Generally speaking, how else have you been using next-generation sequencing at Genentech to characterize cancer samples?
We do have Illumina machines here, but unlike other genomic centers where they have many sequencing machines, we have a small number. It's part of our sequencing facility, so we would use this resource for smaller projects. When it comes to, for example, ChIP-seq analysis or transcriptome sequencing, it makes more sense for us to do this ourselves. However, for whole-genome sequencing, where a lot more is involved, it makes a lot more sense to work with a place like Complete Genomics to get this done.

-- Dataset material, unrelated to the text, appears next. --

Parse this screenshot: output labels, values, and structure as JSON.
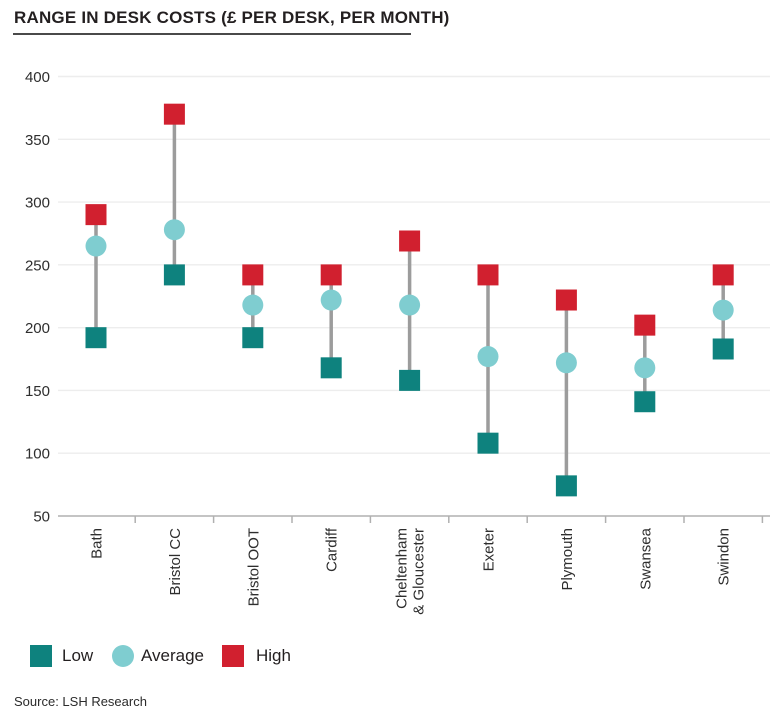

It's not the sequence itself. There is a lot of informatic work that comes with this. It doesn't make economic sense for us to do this ourselves. Complete Genomics provides a service that includes not just the sequence but also part of the downstream informatics work. We still need to do quite a bit of analysis after we receive their data, but this makes it easier for us to do this.
What role do you think whole-genome sequencing will play in pharmaceutical research in the future?
The role will definitely increase a lot. As I mentioned, this project is a proof-of-concept project for us. Now that we know this can be done, at the current level of cost, it's actually possible to expand this to a much bigger scale.
We are already talking about characterizing all the cancer cell lines that we are using, because these are reagents for us, and we need to know everything about our reagents, not for the purpose of understanding biomarkers and finding targets, but to know what we are dealing with. Within the next two years, all those cancer cell lines, I believe, are likely going to be fully sequenced.
And then the next step for us, before we expand this to patients, is to find out if we can find useful biomarkers that we cannot find using traditional technology, like when you only sequence the transcriptome or the exome. That is going to depend on the second phase of our project — an expanded analysis of cancer samples where we do have drug response data that I mentioned before. If, from that process, we can find useful biomarkers that are somewhat predictive of a certain drug response, then we will become even more serious about this.
Right now, the cost of whole-genome sequencing by Complete Genomics is still roughly $10,000, and I think it's doable for a larger number of samples, but it's still too early to apply to actual patients. But if we are able to find useful information from this, we will likely go in that direction.